[1] Now the Spirit expressly says that in later times some will depart from the faith by devoting themselves to deceitful spirits and teachings of demons, [2] through the insincerity of liars whose consciences are seared, [3] who forbid marriage and require abstinence from foods that God created to be received with thanksgiving by those who believe and know the truth. [4] For everything created by God is good, and nothing is to be rejected if it is received with thanksgiving, [5] for it is made holy by the word of God and prayer. (1 Timothy 4:1-5 ESV)
We’ve been studying through 1st Timothy as a team during our digital team meetings. I highly recommend working through books of scripture with your church-planting team. As always, you will find the word of God stirring your affections for the gospel as well as emphasizing things that we might otherwise neglect.

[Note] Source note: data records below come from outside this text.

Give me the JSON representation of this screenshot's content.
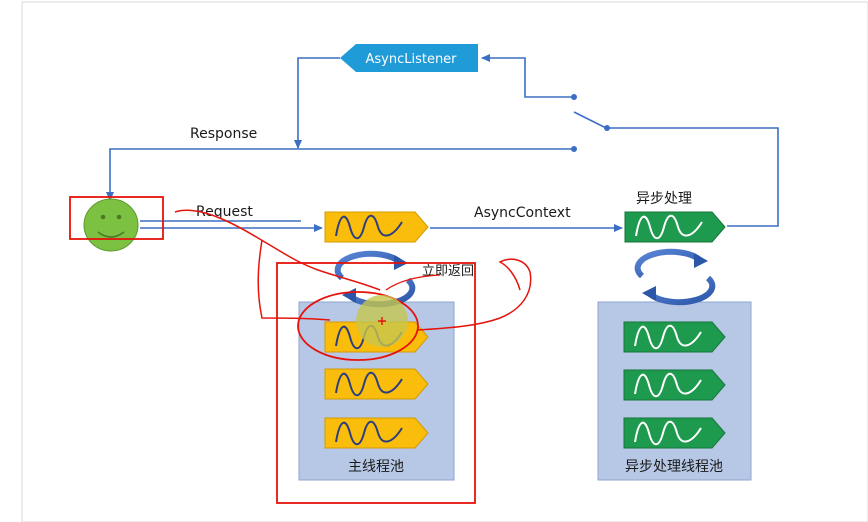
{
  "labels": {
    "async_listener": "AsyncListener",
    "response": "Response",
    "request": "Request",
    "async_context": "AsyncContext",
    "async_processing": "异步处理",
    "immediate_return": "立即返回",
    "main_pool": "主线程池",
    "async_pool": "异步处理线程池"
  },
  "colors": {
    "line_blue": "#3b6fc4",
    "listener_fill": "#1f9bd8",
    "main_thread_fill": "#fbbd0b",
    "async_thread_fill": "#1e9a4e",
    "pool_fill": "#b6c8e6",
    "annotation_red": "#e5130b",
    "smiley_fill": "#7cc142"
  },
  "icons": {
    "client": "smiley-face-icon",
    "thread": "wave-tag-icon",
    "cycle": "circular-arrows-icon"
  }
}
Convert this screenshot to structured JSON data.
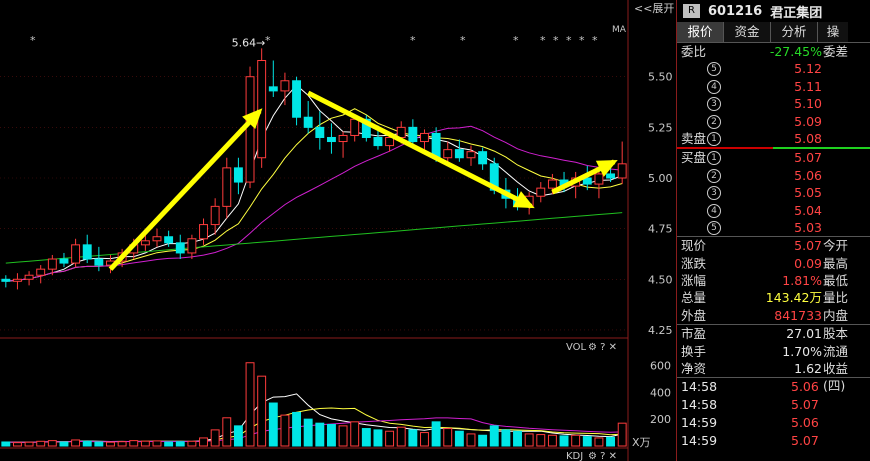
{
  "toolbar": {
    "expand_label": "<<展开",
    "ma_label": "MA"
  },
  "chart_data": {
    "type": "candlestick",
    "y_ticks": [
      "5.50",
      "5.25",
      "5.00",
      "4.75",
      "4.50",
      "4.25"
    ],
    "ylim": [
      4.22,
      5.78
    ],
    "peak_label": "5.64",
    "volume_ticks": [
      "600",
      "400",
      "200"
    ],
    "volume_unit": "X万",
    "vol_label": "VOL",
    "kdj_label": "KDJ",
    "candles": [
      [
        4.5,
        4.52,
        4.46,
        4.49
      ],
      [
        4.49,
        4.53,
        4.45,
        4.5
      ],
      [
        4.5,
        4.54,
        4.47,
        4.52
      ],
      [
        4.52,
        4.57,
        4.48,
        4.55
      ],
      [
        4.55,
        4.62,
        4.52,
        4.6
      ],
      [
        4.6,
        4.63,
        4.56,
        4.58
      ],
      [
        4.58,
        4.7,
        4.56,
        4.67
      ],
      [
        4.67,
        4.72,
        4.58,
        4.6
      ],
      [
        4.6,
        4.66,
        4.54,
        4.57
      ],
      [
        4.57,
        4.62,
        4.53,
        4.59
      ],
      [
        4.59,
        4.65,
        4.56,
        4.63
      ],
      [
        4.63,
        4.7,
        4.6,
        4.67
      ],
      [
        4.67,
        4.72,
        4.64,
        4.69
      ],
      [
        4.69,
        4.75,
        4.66,
        4.71
      ],
      [
        4.71,
        4.74,
        4.66,
        4.68
      ],
      [
        4.68,
        4.72,
        4.6,
        4.63
      ],
      [
        4.63,
        4.72,
        4.6,
        4.7
      ],
      [
        4.7,
        4.8,
        4.67,
        4.77
      ],
      [
        4.77,
        4.9,
        4.72,
        4.86
      ],
      [
        4.86,
        5.1,
        4.8,
        5.05
      ],
      [
        5.05,
        5.1,
        4.92,
        4.98
      ],
      [
        4.98,
        5.55,
        4.95,
        5.5
      ],
      [
        5.1,
        5.64,
        5.05,
        5.58
      ],
      [
        5.45,
        5.58,
        5.4,
        5.43
      ],
      [
        5.43,
        5.52,
        5.36,
        5.48
      ],
      [
        5.48,
        5.5,
        5.26,
        5.3
      ],
      [
        5.3,
        5.38,
        5.22,
        5.25
      ],
      [
        5.25,
        5.33,
        5.14,
        5.2
      ],
      [
        5.2,
        5.27,
        5.12,
        5.18
      ],
      [
        5.18,
        5.23,
        5.1,
        5.21
      ],
      [
        5.21,
        5.31,
        5.18,
        5.29
      ],
      [
        5.29,
        5.31,
        5.18,
        5.2
      ],
      [
        5.2,
        5.26,
        5.14,
        5.16
      ],
      [
        5.16,
        5.22,
        5.13,
        5.2
      ],
      [
        5.2,
        5.28,
        5.17,
        5.25
      ],
      [
        5.25,
        5.29,
        5.16,
        5.18
      ],
      [
        5.18,
        5.24,
        5.14,
        5.22
      ],
      [
        5.22,
        5.25,
        5.08,
        5.1
      ],
      [
        5.1,
        5.18,
        5.06,
        5.14
      ],
      [
        5.14,
        5.19,
        5.08,
        5.1
      ],
      [
        5.1,
        5.16,
        5.06,
        5.13
      ],
      [
        5.13,
        5.15,
        5.04,
        5.07
      ],
      [
        5.07,
        5.1,
        4.92,
        4.94
      ],
      [
        4.94,
        5.0,
        4.85,
        4.9
      ],
      [
        4.9,
        4.95,
        4.84,
        4.86
      ],
      [
        4.86,
        4.93,
        4.82,
        4.91
      ],
      [
        4.91,
        4.98,
        4.88,
        4.95
      ],
      [
        4.95,
        5.02,
        4.92,
        4.99
      ],
      [
        4.99,
        5.03,
        4.93,
        4.96
      ],
      [
        4.96,
        5.03,
        4.9,
        5.0
      ],
      [
        5.0,
        5.06,
        4.94,
        4.97
      ],
      [
        4.97,
        5.04,
        4.9,
        5.02
      ],
      [
        5.02,
        5.07,
        4.98,
        5.0
      ],
      [
        5.0,
        5.18,
        4.97,
        5.07
      ]
    ],
    "volumes": [
      30,
      25,
      28,
      35,
      40,
      30,
      45,
      35,
      30,
      28,
      32,
      40,
      36,
      38,
      30,
      32,
      35,
      60,
      120,
      210,
      150,
      620,
      520,
      320,
      230,
      250,
      200,
      170,
      160,
      150,
      180,
      130,
      120,
      110,
      140,
      120,
      100,
      180,
      130,
      110,
      90,
      80,
      150,
      120,
      110,
      90,
      85,
      80,
      75,
      80,
      70,
      60,
      65,
      170
    ]
  },
  "right_panel": {
    "badge": "R",
    "code": "601216",
    "name": "君正集团",
    "tabs": [
      "报价",
      "资金",
      "分析",
      "操"
    ],
    "weibi": {
      "label": "委比",
      "value": "-27.45%",
      "label2": "委差"
    },
    "sell_levels": [
      {
        "num": "5",
        "price": "5.12"
      },
      {
        "num": "4",
        "price": "5.11"
      },
      {
        "num": "3",
        "price": "5.10"
      },
      {
        "num": "2",
        "price": "5.09"
      },
      {
        "num": "1",
        "prefix": "卖盘",
        "price": "5.08"
      }
    ],
    "buy_levels": [
      {
        "num": "1",
        "prefix": "买盘",
        "price": "5.07"
      },
      {
        "num": "2",
        "price": "5.06"
      },
      {
        "num": "3",
        "price": "5.05"
      },
      {
        "num": "4",
        "price": "5.04"
      },
      {
        "num": "5",
        "price": "5.03"
      }
    ],
    "stats": [
      {
        "l1": "现价",
        "v": "5.07",
        "c": "red",
        "l2": "今开"
      },
      {
        "l1": "涨跌",
        "v": "0.09",
        "c": "red",
        "l2": "最高"
      },
      {
        "l1": "涨幅",
        "v": "1.81%",
        "c": "red",
        "l2": "最低"
      },
      {
        "l1": "总量",
        "v": "143.42万",
        "c": "yellow",
        "l2": "量比"
      },
      {
        "l1": "外盘",
        "v": "841733",
        "c": "red",
        "l2": "内盘"
      }
    ],
    "stats2": [
      {
        "l1": "市盈",
        "v": "27.01",
        "c": "white",
        "l2": "股本"
      },
      {
        "l1": "换手",
        "v": "1.70%",
        "c": "white",
        "l2": "流通"
      },
      {
        "l1": "净资",
        "v": "1.62",
        "c": "white",
        "l2": "收益(四)"
      }
    ],
    "ticks": [
      {
        "time": "14:58",
        "price": "5.06"
      },
      {
        "time": "14:58",
        "price": "5.07"
      },
      {
        "time": "14:59",
        "price": "5.06"
      },
      {
        "time": "14:59",
        "price": "5.07"
      }
    ]
  }
}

When the application lens is not only personal, but also with a view toward facilitating cross-cultural church plants, these studies can make for fascinating and helpful discussion. They can also alert us to dangers coming our way that the church has been facing from the beginning, as this passage does here.
Paul here highlights a certain stream of false teaching, one that is ultimately demonic, but which is facilitated through false teachers. This brand of false teaching is more conservative than the gospel. Specifically, it forbids certain created things (marriage, foods) and by the way it does so it denies the goodness of God’s creation. This is likely some brand of asceticism, that philosophical plague that has unceasingly dogged the church, teaching or implying that physical matter is really evil and that only the spiritual is good. In asceticism, the “truly devoted” Christians will give up these lesser physical things to try to reach a higher plane of spiritual existence or enlightenment. Paul points out that some will actually walk away from faith in the gospel to go down this more conservative road, when instead they should have acknowledged the goodness and freedom of God’s creation – where everything can be made holy by thanksgiving, the word, and prayer.

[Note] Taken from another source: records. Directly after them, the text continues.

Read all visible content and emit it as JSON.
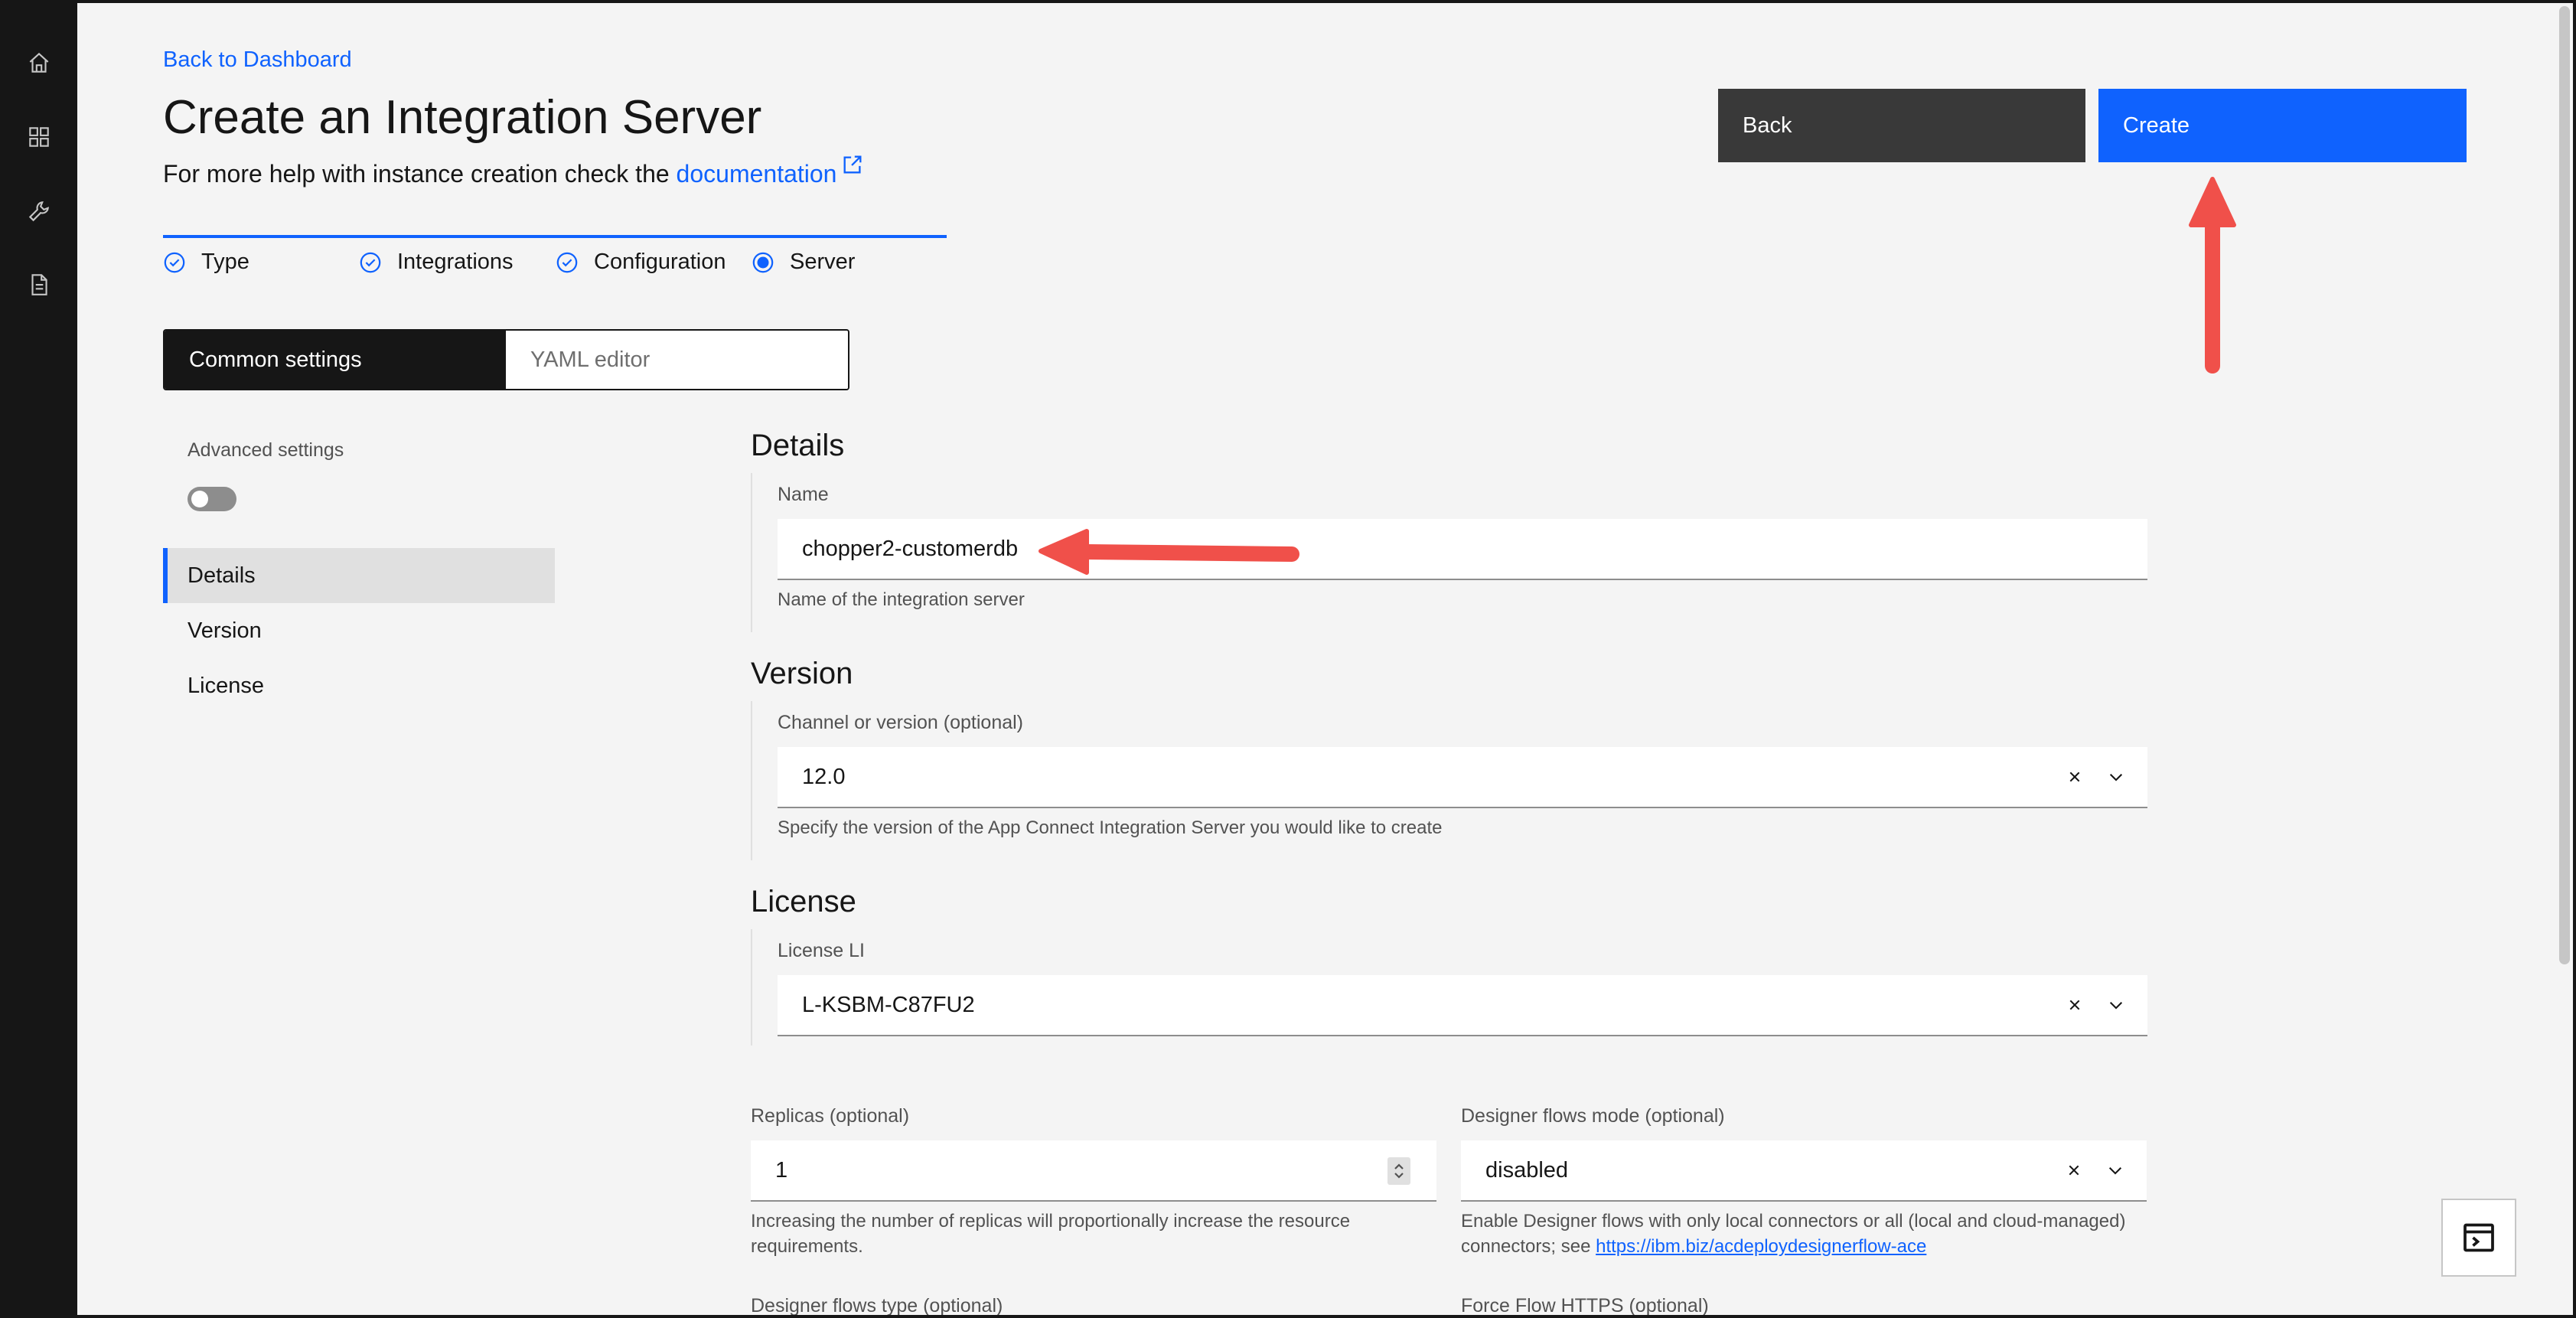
{
  "nav": {
    "back_link": "Back to Dashboard"
  },
  "header": {
    "title": "Create an Integration Server",
    "help_prefix": "For more help with instance creation check the ",
    "help_link": "documentation"
  },
  "steps": [
    {
      "label": "Type",
      "status": "complete"
    },
    {
      "label": "Integrations",
      "status": "complete"
    },
    {
      "label": "Configuration",
      "status": "complete"
    },
    {
      "label": "Server",
      "status": "current"
    }
  ],
  "tabs": {
    "common": "Common settings",
    "yaml": "YAML editor"
  },
  "sidebar": {
    "advanced_label": "Advanced settings",
    "advanced_enabled": false,
    "items": [
      {
        "label": "Details",
        "active": true
      },
      {
        "label": "Version",
        "active": false
      },
      {
        "label": "License",
        "active": false
      }
    ]
  },
  "actions": {
    "back": "Back",
    "create": "Create"
  },
  "details": {
    "heading": "Details",
    "name_label": "Name",
    "name_value": "chopper2-customerdb",
    "name_helper": "Name of the integration server"
  },
  "version": {
    "heading": "Version",
    "label": "Channel or version (optional)",
    "value": "12.0",
    "helper": "Specify the version of the App Connect Integration Server you would like to create"
  },
  "license": {
    "heading": "License",
    "label": "License LI",
    "value": "L-KSBM-C87FU2"
  },
  "replicas": {
    "label": "Replicas (optional)",
    "value": "1",
    "helper": "Increasing the number of replicas will proportionally increase the resource requirements."
  },
  "designer_mode": {
    "label": "Designer flows mode (optional)",
    "value": "disabled",
    "helper_prefix": "Enable Designer flows with only local connectors or all (local and cloud-managed) connectors; see ",
    "helper_link": "https://ibm.biz/acdeploydesignerflow-ace"
  },
  "designer_type": {
    "label": "Designer flows type (optional)"
  },
  "force_https": {
    "label": "Force Flow HTTPS (optional)"
  },
  "colors": {
    "accent": "#0f62fe",
    "annotation_arrow": "#f0504a"
  }
}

Some will walk away because Christians who live by the gospel are not conservative or radical enough for them. While individual Christians may gouge out an eye if they stumble in certain ways (e.g. alcohol or meat sacrificed to idols), that’s not enough for these who are falling away. They demand a different posture from the believing community toward certain created things and a new law forbidding them altogether. In doing so, they depart from true Christianity.
In our corner of Central Asia, we usually have local believers accusing us of being too conservative. Having cast off the restrictions of Islam, many struggle to understand and embrace the high moral standards the free gospel of grace calls us to live by. The momentum of the pendulum swings hard in the direction of licentiousness. They are shocked to find out that Jesus forbids sex outside of monogamous marriage, that the Bible forbids drunkenness and lying, and that we are called to give our money generously to the church. Isn’t God all about love and grace? What’s with all these restrictions? This isn’t Islam, after all!
And yet we are helped to anticipate others falling away in the other direction. Islam and Central Asian culture have very strong categories for the clean and the unclean. Matter is in a sense divided between good matter and bad matter. Pork and alcohol are two of the better known unclean substances. But if you dig a little deeper, you discover an underlying struggle to categorize all of life as clean or unclean. Religious call-in shows are full of old women calling in to get the mullah’s advice on the minutiae of whether doing something in a certain way is actually clean or unclean. And Islamic teaching often emphasizes the uncleanness of physical bodies – especially the uncleanness of the female body.
For some who profess faith, it will be a scandalous idea that one is not made spiritually unclean by pork, alcohol, praying without washing, menstruation, lovemaking, wearing nail polish, having cats and dogs as pets, or a hundred other things. Some will make it through this struggle. The Holy Spirit says that others will not. They will sadly go on to make new laws, forbidding good created gifts in such a way as to spit on God’s handiwork. It is good for us to be aware of this so that we are not shocked when it happens.
As one of my teammates pointed out, we tend to despise certain kinds of matter if they are connected to areas that we personally struggle with. So, my Western family is tempted to feel like some foods or technology are inherently bad because we have struggled with self-control or brokenness in these areas. But in spite of what we feel, the eternal word of God teaches us that everything created is good and can be made holy through thanksgiving, the word, and prayer.
Some will fall away because we are not conservative enough. But we will keep on proclaiming and living by faith in the tension of our own fallenness and the goodness of creation. We may forbid things for ourselves based on our weaknesses, but we will not do so in a way that communicates that substance itself is somehow evil and wrong for all believers. True believers, regardless of their background, come to embrace this gospel freedom and will not be among those who ultimately walk away.